Some of thought it was extremely clever to write an entire book suggesting every imaginable outcome to every variation of a situation. Some of us thought it was completely silly and shows a lack of ability to sift through a mountain of excellent research and create a real story. So we wrote an Amazon review in first person plural.
Well, I’m sorry, but I loved this book. I fully understand why others have hated it. But not me. Telling a story is relatively easy. Hundreds of books appear every day telling stories: Girl meets vampire, girl loses vampire, girl meets vampire again. Enough. This was creative and imaginative. It was something unique and risky. I believe she pulled it off and I highly recommend it to you.
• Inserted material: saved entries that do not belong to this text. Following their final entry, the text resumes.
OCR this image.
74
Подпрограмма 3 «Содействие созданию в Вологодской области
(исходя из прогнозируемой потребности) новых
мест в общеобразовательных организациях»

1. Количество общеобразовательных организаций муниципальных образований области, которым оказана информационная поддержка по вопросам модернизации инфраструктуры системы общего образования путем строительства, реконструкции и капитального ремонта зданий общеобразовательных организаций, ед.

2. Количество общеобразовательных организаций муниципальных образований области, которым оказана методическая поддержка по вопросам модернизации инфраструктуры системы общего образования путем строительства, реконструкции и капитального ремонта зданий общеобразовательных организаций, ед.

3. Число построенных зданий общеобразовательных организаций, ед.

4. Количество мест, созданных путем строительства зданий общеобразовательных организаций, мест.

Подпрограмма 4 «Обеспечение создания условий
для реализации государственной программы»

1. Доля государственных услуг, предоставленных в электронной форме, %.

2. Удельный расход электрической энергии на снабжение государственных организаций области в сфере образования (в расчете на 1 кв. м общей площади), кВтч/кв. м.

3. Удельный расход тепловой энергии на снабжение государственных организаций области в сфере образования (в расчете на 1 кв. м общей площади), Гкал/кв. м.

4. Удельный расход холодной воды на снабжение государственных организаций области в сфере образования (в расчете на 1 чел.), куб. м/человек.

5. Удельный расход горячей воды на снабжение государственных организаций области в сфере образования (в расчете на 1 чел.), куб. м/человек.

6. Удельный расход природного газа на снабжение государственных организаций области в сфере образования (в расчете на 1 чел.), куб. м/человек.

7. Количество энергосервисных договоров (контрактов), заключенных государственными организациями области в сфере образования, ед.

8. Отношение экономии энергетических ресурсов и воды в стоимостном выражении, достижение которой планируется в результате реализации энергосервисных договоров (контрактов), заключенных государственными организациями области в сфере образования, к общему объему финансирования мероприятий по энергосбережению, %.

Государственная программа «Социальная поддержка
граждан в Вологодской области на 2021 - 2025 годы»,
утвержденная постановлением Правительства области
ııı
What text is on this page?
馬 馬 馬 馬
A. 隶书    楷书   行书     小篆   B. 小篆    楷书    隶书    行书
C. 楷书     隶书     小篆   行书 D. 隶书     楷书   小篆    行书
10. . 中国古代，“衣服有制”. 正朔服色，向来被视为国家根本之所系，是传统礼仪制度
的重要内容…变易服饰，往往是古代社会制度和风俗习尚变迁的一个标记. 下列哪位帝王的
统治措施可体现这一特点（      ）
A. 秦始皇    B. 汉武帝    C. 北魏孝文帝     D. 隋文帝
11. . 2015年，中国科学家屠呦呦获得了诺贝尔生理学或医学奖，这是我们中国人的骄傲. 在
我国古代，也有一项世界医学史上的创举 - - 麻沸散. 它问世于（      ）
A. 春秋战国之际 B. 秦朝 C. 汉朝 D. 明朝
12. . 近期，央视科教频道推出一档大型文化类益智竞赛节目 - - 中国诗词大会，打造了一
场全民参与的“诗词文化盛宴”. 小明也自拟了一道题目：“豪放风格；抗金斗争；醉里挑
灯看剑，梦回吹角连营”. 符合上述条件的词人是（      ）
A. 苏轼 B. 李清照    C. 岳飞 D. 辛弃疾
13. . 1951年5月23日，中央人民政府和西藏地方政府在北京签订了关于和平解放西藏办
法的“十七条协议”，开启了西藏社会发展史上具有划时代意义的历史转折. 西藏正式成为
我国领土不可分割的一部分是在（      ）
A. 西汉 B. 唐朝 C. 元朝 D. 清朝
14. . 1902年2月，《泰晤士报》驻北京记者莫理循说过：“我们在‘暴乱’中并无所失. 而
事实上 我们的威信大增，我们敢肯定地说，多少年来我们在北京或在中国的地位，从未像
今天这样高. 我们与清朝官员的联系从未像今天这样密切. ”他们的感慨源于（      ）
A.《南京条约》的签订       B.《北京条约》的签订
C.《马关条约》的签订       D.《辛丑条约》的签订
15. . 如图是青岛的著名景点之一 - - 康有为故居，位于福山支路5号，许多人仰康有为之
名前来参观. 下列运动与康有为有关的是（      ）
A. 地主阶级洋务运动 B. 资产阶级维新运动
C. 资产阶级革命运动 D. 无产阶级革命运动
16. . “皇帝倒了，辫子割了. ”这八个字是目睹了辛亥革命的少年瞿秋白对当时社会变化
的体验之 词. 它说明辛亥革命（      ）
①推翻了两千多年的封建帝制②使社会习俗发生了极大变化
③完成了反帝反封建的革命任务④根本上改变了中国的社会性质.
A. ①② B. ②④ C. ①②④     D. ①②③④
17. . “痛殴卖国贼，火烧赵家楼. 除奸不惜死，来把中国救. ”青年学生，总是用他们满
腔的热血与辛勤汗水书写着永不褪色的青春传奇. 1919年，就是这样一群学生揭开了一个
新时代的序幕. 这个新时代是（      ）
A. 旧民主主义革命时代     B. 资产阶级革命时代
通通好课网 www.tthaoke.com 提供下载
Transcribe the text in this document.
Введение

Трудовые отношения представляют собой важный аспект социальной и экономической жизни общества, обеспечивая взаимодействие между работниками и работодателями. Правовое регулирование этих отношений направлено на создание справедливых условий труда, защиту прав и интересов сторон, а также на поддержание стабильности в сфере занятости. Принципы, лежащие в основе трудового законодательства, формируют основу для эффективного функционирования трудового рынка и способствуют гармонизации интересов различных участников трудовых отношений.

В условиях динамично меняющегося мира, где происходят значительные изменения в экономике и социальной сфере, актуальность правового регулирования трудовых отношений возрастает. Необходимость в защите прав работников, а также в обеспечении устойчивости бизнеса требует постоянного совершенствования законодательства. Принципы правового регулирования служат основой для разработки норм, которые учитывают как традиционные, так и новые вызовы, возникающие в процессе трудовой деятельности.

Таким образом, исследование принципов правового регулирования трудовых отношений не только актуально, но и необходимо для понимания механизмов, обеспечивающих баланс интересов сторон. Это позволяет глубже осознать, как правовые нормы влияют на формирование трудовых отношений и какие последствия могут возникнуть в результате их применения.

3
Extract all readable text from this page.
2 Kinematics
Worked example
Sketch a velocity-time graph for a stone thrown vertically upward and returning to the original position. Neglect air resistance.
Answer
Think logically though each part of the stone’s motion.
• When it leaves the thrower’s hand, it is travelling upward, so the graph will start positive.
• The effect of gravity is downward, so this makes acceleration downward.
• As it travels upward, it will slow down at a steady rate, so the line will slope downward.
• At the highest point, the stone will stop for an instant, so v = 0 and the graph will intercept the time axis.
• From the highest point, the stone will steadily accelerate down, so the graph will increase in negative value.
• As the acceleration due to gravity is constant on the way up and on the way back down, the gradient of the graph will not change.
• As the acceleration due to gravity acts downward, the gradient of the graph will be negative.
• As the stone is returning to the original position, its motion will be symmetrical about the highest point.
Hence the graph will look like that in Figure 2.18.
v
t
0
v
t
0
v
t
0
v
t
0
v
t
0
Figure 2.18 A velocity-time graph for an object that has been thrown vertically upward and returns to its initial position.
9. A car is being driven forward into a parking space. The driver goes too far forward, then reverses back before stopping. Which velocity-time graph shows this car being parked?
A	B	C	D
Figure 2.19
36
Julie Otsuka was born and raised in California. After studying art as an undergraduate at Yale University she pursued a career as a painter for several years before turning to fiction writing at age 30. She received her MFA from Columbia. She is a recipient of a Guggenheim Fellowship, the Asian American Literary Award, and the American Library Association Alex Award.
Her first novel, When the Emperor Was Divine, is about the internment of a Japanese-American family during World War II. It was a New York Times Notable Book, a San Francisco Chronicle Best Book of the Year, and a Barnes & Noble Discover Great New Writers finalist. The book is based on Otsuka’s own family history: her grandfather was arrested by the FBI as a suspected spy for Japan the day after Pearl Harbour was bombed, and her mother, uncle and grandmother spent three years in an internment camp in Topaz, Utah. When the Emperor Was Divine has been translated into six languages and sold more than 250,000 copies. It has been assigned to all incoming freshmen at more than 35 colleges and universities and is a regular ‘Community Reads’ selection across the US.
Her second novel, The Buddha in the Attic, was nominated for a National Book Award for Fiction (2011) and won the Langum Prize for American Historical Fiction (2011), the PEN/Faulkner Award for Fiction (2012) and the Prix Femina Étranger.
Otsuka’s fiction has been published in Granta and Harper’s and read aloud on PRI’s Selected Shorts and BBC Radio 4’s Book at Bedtime. She lives in New York City, where she writes every afternoon in her neighbourhood café (the Hungarian Pastry Shop) which she talks about here and here. Apparently the walnut macaroons—not the cafe's famous strudel—are the must-order.